Farndale can’t quite match that but his return to the Scotland under-20s, after missing the entire Six Nations with a broken leg, will boost the squad ahead of the U20 World Championships which start in France this week. The Edinburgh apprentice has already had his first taste of professional rugby after coming off the bench against Cardiff at the tail end of the 2011-12 season. Since returning from injury he has only played one warm-up game, against Ireland a few weeks back, but Farndale insists he’s over the leg-break.
“It was odd when it happened,” he recalls, “because I heard this crack and I looked around me to see who was injured before I realised that it was me. It wasn’t painful at first until I reached down and all I could feel was soft tissue [where the bone should have been] and then it hurt alright.
“I was a little apprehensive at first in the Ireland match but I am now 100 per cent fit in my own mind and looking forward to the World Championships. I had added about five kilogrammes of muscle when I was out of action and the injury hasn’t hampered my speed any so hopefully I am a better player now than I was before.
“I feel that my greatest asset is not my pace or my skills, which have come on a long way even from last year, but my work ethic. If you tell me something I’ll take it on board and work on improving that aspect of my game.”
Farndale, right, isn’t alone in highlighting his can-do attitude and coachability because the under-20s boss Sean Lineen repeats the same mantra when asked about his young protégé.
“I’ve only worked with Jamie for the last couple of months because of his injury,” says Lineen, “but he is quick, he has a huge appetite for work and I can see him going a long way in the professional ranks. He was outstanding at RM Condor.”

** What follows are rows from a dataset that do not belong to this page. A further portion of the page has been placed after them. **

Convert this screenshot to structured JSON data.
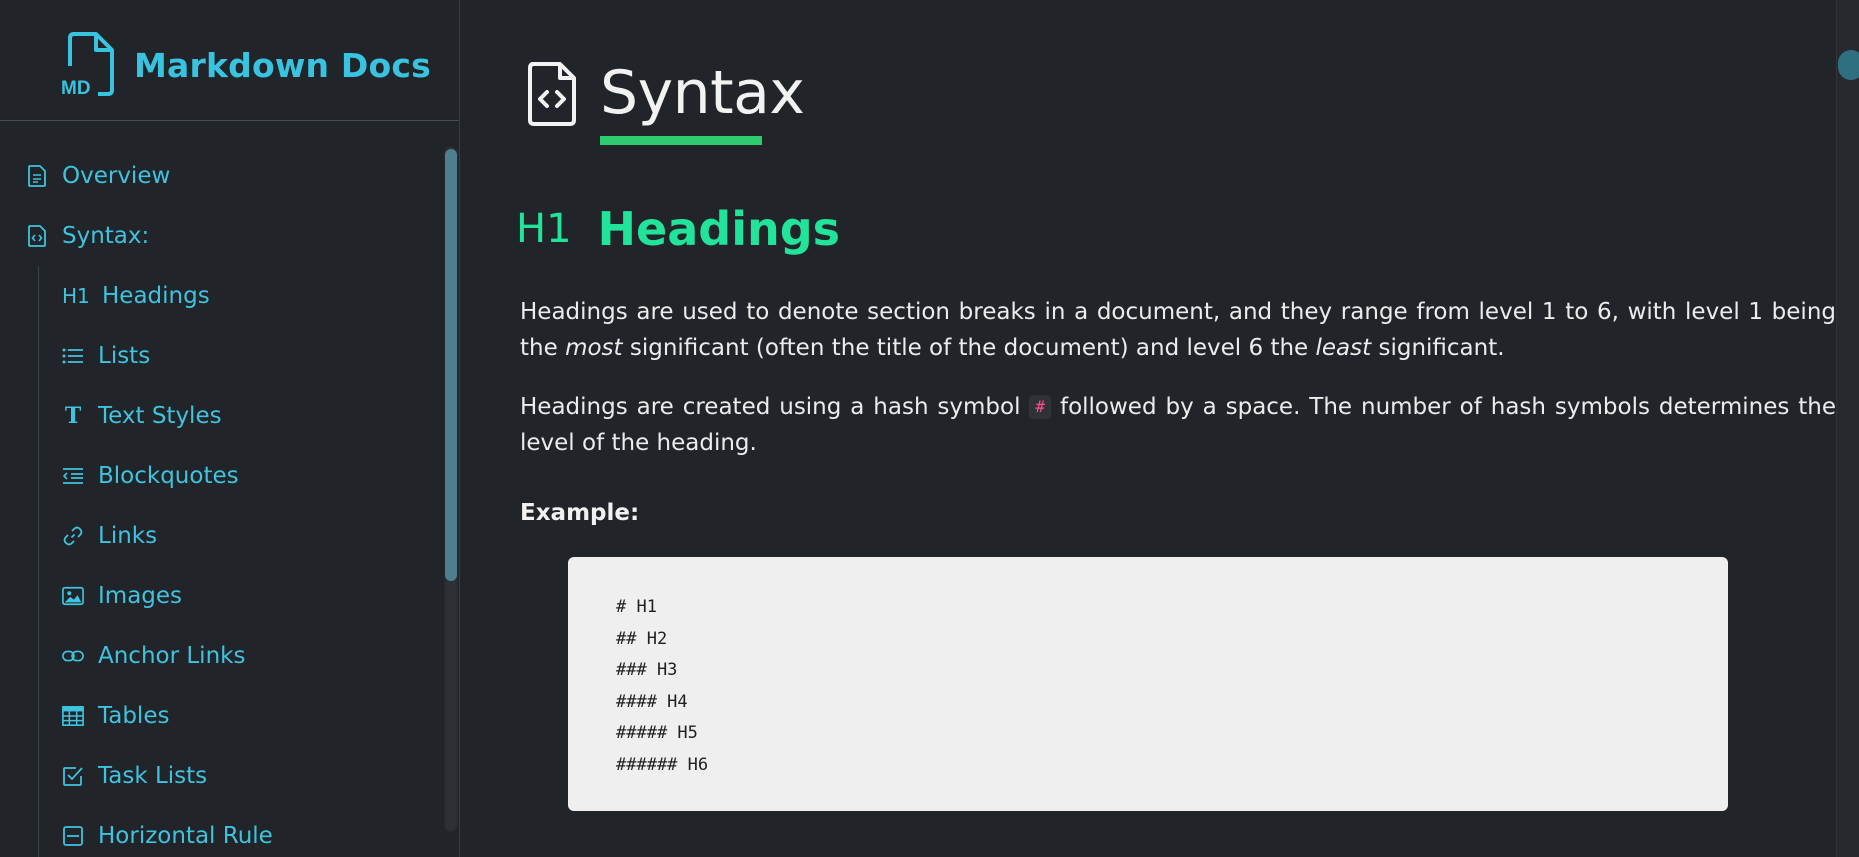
{
  "brand": {
    "logo_text": "MD",
    "title": "Markdown Docs",
    "accent": "#38c4e0"
  },
  "sidebar": {
    "items": [
      {
        "label": "Overview",
        "icon": "document-icon"
      },
      {
        "label": "Syntax:",
        "icon": "code-file-icon"
      }
    ],
    "sub_items": [
      {
        "label": "Headings",
        "icon": "h1-icon",
        "icon_text": "H1"
      },
      {
        "label": "Lists",
        "icon": "list-icon"
      },
      {
        "label": "Text Styles",
        "icon": "text-style-icon",
        "icon_text": "T"
      },
      {
        "label": "Blockquotes",
        "icon": "blockquote-icon"
      },
      {
        "label": "Links",
        "icon": "link-icon"
      },
      {
        "label": "Images",
        "icon": "image-icon"
      },
      {
        "label": "Anchor Links",
        "icon": "anchor-link-icon"
      },
      {
        "label": "Tables",
        "icon": "table-icon"
      },
      {
        "label": "Task Lists",
        "icon": "checkbox-icon"
      },
      {
        "label": "Horizontal Rule",
        "icon": "horizontal-rule-icon"
      }
    ]
  },
  "main": {
    "page_title": "Syntax",
    "section": {
      "badge": "H1",
      "title": "Headings"
    },
    "paragraph1": {
      "part1": "Headings are used to denote section breaks in a document, and they range from level 1 to 6, with level 1 being the ",
      "em1": "most",
      "part2": " significant (often the title of the document) and level 6 the ",
      "em2": "least",
      "part3": " significant."
    },
    "paragraph2": {
      "part1": "Headings are created using a hash symbol ",
      "code": "#",
      "part2": " followed by a space. The number of hash symbols determines the level of the heading."
    },
    "example_label": "Example:",
    "code_lines": [
      "# H1",
      "## H2",
      "### H3",
      "#### H4",
      "##### H5",
      "###### H6"
    ]
  },
  "colors": {
    "background": "#212429",
    "heading_green": "#22e39a",
    "underline_green": "#2ecb70",
    "inline_code": "#ff4e93",
    "code_bg": "#efefef"
  }
}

Lineen had utilised the Royal Marines and their base at Condor with Glasgow and he took his under-20s squad to the same place for a thorough examination of their inner souls of the type that the elite regiments specialise in. According to the coach it was a useful exercise in team bonding with an emphasis on improving communication skills as an (non-optional) extra. According to Farndale it was the toughest two days of his life without exception and this from a man who has broken both the bones in his leg.
All that bonding should come in handy because Scotland face a tough pool, opening against Argentina, who have just beaten South Africa in a three-match series, Samoa and Wales. The latter were the only team to wallop them in the recent Six Nations. The young Scots were close to England at the final whistle and were leading France 10-3 at half time before going down 13-10 and they bested both Ireland and Italy so this side is highly competitive.
If the youngsters are looking for inspiration then a quick glance at the Lions squad should suffice because 13 of the tourists came through the U20 World Championships including all three Scots. In fact Sean Maitland won the championship back in 2008… in the all black shirt of New Zealand of course.
Scott Johnson admitted that he was tempted to take some young players to South Africa with the senior squad but instead he left well alone to the delight of Lineen. This squad should stand up and be counted with a number of players who are expected to go a long way in the pro-ranks, including Jonny Gray, Mark Bennett, Adam Ashe and, of course, one flying winger with a nose for the try line.